Kulaksız, lakabına yakışır bir şekilde sessizce dinliyordu. Öyle dikkatle bakıyordu ki Barkın, nefes alışını bile sayabilecek gibiydi. Hoca, ellerini önünde kavuşturarak “İnşallah kardeşim. Celal’i çok iyi tanırım. Dostluğumuz ebedidir. Celal birini bize getirdiyse, ben o kişide yanıldığını görmedim. Artık Celal için neysen, benim için de o’sun. İçin rahat olsun, biz dört kişiyiz,” dedi.
Barkın’ın içi rahatlamıştı. Bir an gözlerini Kulaksız’a çevirdi. Celal, “Ona fazla bakma, o pek konuşmaz ama yüreği hep bizimledir,” diyerek gülümsedi. Kulaksız da hafifçe tebessüm edip, “Abilerim ne derse doğrudur Barkın kardeş. Onlar benim için çok değerlidir. Tekrar hoş geldin kardeşim,” dedi.
Hoca, kahkahasını bastırarak, “Hele gardaşlar, hadi kebap yemeye gidelim, acıktık,” dedi.
Celal, Hoca’ya dönüp, “Hocam, maalesef bizim işimiz var. Yol uzun, müsaadenizi isteyelim,” dedi.
Hoca, hafif bir sitemle, “Celal, hiç olmadı şimdi. Ama tamam, nasıl istersen öyle olsun. Yalnız bize bir kebap borcun var, unutma.”
Celal, gülümseyerek, “Başımla beraber Hocam,” dedi. Ayağa kalkıp sarıldılar, vedalaşıp mekândan çıktılar. Celal, arabayı Barkın’a bıraktı, kendisi sessizce kenara çekilip oturdu. Yolculuk, büyük buluşmaya doğru devam ediyordu. Sessizliği yine Celal bozdu.
“Nasıl? Bizimkileri sevdin mi?” diye sordu.
Barkın derin bir nefes aldı. “İyiydiler abi, bir sorun yok. Cana yakın insanlara benziyorlardı, umarım ilerleyen zamanlarda da iyi anlaşırız,” dedi.
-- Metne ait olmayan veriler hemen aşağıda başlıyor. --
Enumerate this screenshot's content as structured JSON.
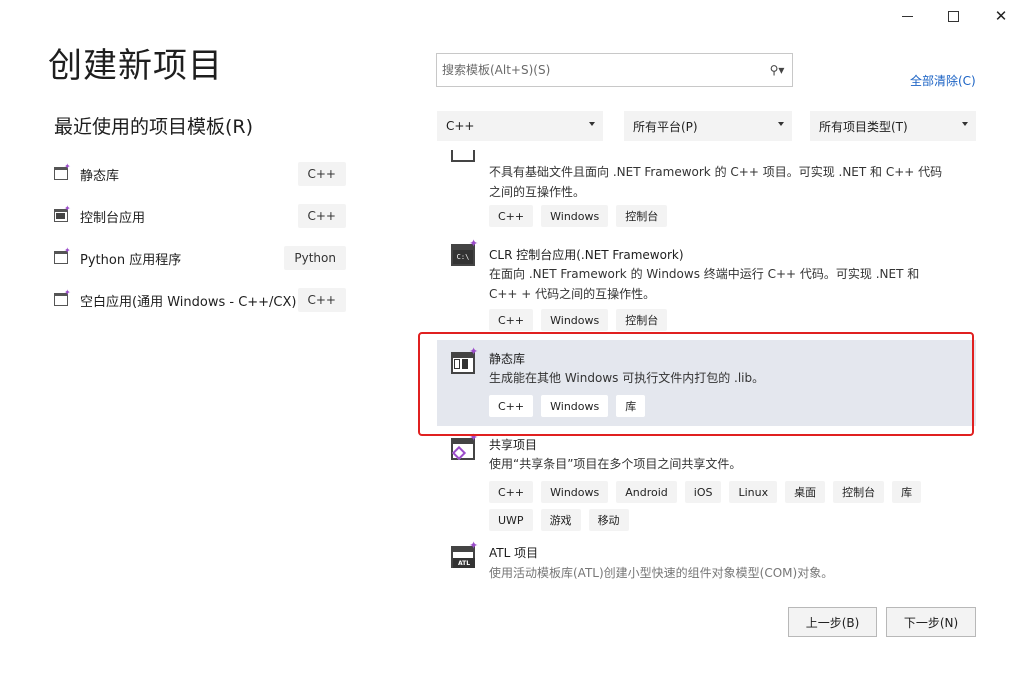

Celal, gözlerinde bir umut ışığıyla, “Sen arada uğra, Hoca iyidir. Sert görünür ama yufka yüreklidir. Kulaksız desen, hep yanında olur. O da senin hep yanında olmanı ister,” dedi.
Barkın, kararlı bir ses tonuyla, “Elimizden geleni yapacağız abi, dostlarımıza daima sahip çıkarız,” dedi.
Bir süre daha gittikten sonra Barkın, arabayı durdurdu. “Hadi abi, inelim. Biraz yürüyelim,” dedi. İkili, arabadan inip yavaşça ilerlemeye başladılar. Barkın’ın içindeki burukluk, yüzüne yansıyordu. Adımları mezarlığa yaklaştıkça, gözleri doluyordu.